Due to excellent mechanical properties and good corrosion resistance, titanium-aluminium-vanadium (Ti-6Al-4V) and titanium-aluminium-niobium (Ti-6Al-7Nb) are extensively used for orthopedic surgery. Concern has been voiced concerning the implications of the constituent vanadium in Ti-6Al-4V on the surrounding environment. Particularly in osteosynthesis where the alloys stand in direct contact to skeletal muscle, undesirable biologic reactions may have severe consequences. In a comparative study, we assessed in vivo nutritive perfusion and leukocytic response of striated muscle to the metals Ti-6Al-4V, Ti-6Al-7Nb, and commercially pure titanium (cpTi), thereby drawing conclusions on their short-term inflammatory potential.
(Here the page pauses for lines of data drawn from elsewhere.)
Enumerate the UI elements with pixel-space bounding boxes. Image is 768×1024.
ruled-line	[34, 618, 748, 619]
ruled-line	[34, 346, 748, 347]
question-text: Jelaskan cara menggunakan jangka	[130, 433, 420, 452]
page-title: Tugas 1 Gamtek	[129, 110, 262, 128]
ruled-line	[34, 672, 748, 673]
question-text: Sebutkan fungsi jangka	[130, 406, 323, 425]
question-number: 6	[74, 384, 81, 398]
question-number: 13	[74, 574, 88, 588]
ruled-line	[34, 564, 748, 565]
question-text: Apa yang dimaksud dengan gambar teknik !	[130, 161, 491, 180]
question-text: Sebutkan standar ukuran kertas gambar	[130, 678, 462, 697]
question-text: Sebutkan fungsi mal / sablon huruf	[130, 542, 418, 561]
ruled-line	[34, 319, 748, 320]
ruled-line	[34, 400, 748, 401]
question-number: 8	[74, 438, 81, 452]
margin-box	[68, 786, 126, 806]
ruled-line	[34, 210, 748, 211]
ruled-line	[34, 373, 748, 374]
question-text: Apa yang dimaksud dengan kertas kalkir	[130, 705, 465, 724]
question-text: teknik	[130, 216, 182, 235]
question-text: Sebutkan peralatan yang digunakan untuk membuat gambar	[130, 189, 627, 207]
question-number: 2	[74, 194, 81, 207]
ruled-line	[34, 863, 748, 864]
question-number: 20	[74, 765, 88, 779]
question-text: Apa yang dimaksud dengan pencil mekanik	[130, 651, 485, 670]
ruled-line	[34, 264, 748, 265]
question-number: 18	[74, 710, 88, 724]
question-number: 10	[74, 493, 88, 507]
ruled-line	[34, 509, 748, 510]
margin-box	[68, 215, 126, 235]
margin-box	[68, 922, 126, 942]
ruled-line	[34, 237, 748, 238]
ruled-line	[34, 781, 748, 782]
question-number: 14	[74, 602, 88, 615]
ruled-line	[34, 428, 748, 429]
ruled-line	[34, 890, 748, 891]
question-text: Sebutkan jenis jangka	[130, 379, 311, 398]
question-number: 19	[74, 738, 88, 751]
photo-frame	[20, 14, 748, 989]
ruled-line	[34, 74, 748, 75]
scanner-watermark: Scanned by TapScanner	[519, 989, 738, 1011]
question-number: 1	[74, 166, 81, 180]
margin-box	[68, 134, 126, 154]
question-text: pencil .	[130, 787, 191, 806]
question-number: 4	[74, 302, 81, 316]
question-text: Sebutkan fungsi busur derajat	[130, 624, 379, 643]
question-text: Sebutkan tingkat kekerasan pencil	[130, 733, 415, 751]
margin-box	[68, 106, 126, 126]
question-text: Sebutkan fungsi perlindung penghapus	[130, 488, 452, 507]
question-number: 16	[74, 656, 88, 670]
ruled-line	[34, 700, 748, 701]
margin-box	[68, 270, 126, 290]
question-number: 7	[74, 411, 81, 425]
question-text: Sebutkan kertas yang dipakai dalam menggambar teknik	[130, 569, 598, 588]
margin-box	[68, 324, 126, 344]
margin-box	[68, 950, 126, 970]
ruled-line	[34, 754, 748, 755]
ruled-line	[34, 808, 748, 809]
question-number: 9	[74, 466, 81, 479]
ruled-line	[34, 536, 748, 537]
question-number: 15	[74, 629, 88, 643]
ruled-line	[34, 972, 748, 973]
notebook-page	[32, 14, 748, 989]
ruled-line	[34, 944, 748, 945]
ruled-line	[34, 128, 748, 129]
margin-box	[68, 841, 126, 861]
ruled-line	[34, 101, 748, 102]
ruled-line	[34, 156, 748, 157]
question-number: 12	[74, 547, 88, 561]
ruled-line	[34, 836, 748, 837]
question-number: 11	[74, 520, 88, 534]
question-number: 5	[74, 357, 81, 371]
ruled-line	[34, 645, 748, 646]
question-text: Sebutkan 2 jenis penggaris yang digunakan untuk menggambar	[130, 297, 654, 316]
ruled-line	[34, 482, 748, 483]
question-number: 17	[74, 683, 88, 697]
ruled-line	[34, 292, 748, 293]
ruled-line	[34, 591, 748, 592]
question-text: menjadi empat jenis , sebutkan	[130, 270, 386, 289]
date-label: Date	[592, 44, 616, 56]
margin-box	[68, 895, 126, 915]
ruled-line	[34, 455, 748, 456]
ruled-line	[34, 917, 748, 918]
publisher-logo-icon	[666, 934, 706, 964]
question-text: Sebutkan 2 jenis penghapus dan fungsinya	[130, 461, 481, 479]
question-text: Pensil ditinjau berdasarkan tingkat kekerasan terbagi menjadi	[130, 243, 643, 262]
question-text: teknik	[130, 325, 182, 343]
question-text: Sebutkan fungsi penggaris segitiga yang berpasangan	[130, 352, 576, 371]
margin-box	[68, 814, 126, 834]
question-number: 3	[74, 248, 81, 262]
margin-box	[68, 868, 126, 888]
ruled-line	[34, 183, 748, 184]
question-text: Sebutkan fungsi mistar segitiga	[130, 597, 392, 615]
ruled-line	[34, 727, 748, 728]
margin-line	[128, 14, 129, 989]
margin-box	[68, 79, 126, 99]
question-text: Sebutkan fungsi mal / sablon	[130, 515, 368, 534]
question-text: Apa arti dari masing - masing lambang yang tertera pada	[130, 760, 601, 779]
In 28 hamsters, utilizing the dorsal skinfold chamber preparation and intravital microscopy, we quantified primary and secondary leukocyte-endothelial cell interaction, leukocyte extravasation, microvascular diameter change, and capillary perfusion in collecting and postcapillary venules of skeletal muscle. A manifest discrepancy between the metals concerning impact on local microvascular parameters was not found. All metals induced an only transient and moderate inflammatory response. Only a slight increase in leukocyte recruitment and a more sluggish recuperation of inflammatory parameters in animals treated with Ti-6Al-4V compared to the other two metals suggested a minor, overall not significant discrepancy in biocompatibility. Gross toxicity of bulk Ti-6Al-4V on surrounding tissue could not be found. Conclusively, the commonly used biomaterials Ti-6Al-4V, Ti-6Al-7Nb, and cpTi induce an only transient inflammatory answer of the skeletal muscle microvascular system. Our results indicate that on the microvascular level the tested bulk Ti-alloys and cpTi do not cause adverse biologic reactions in striated muscle.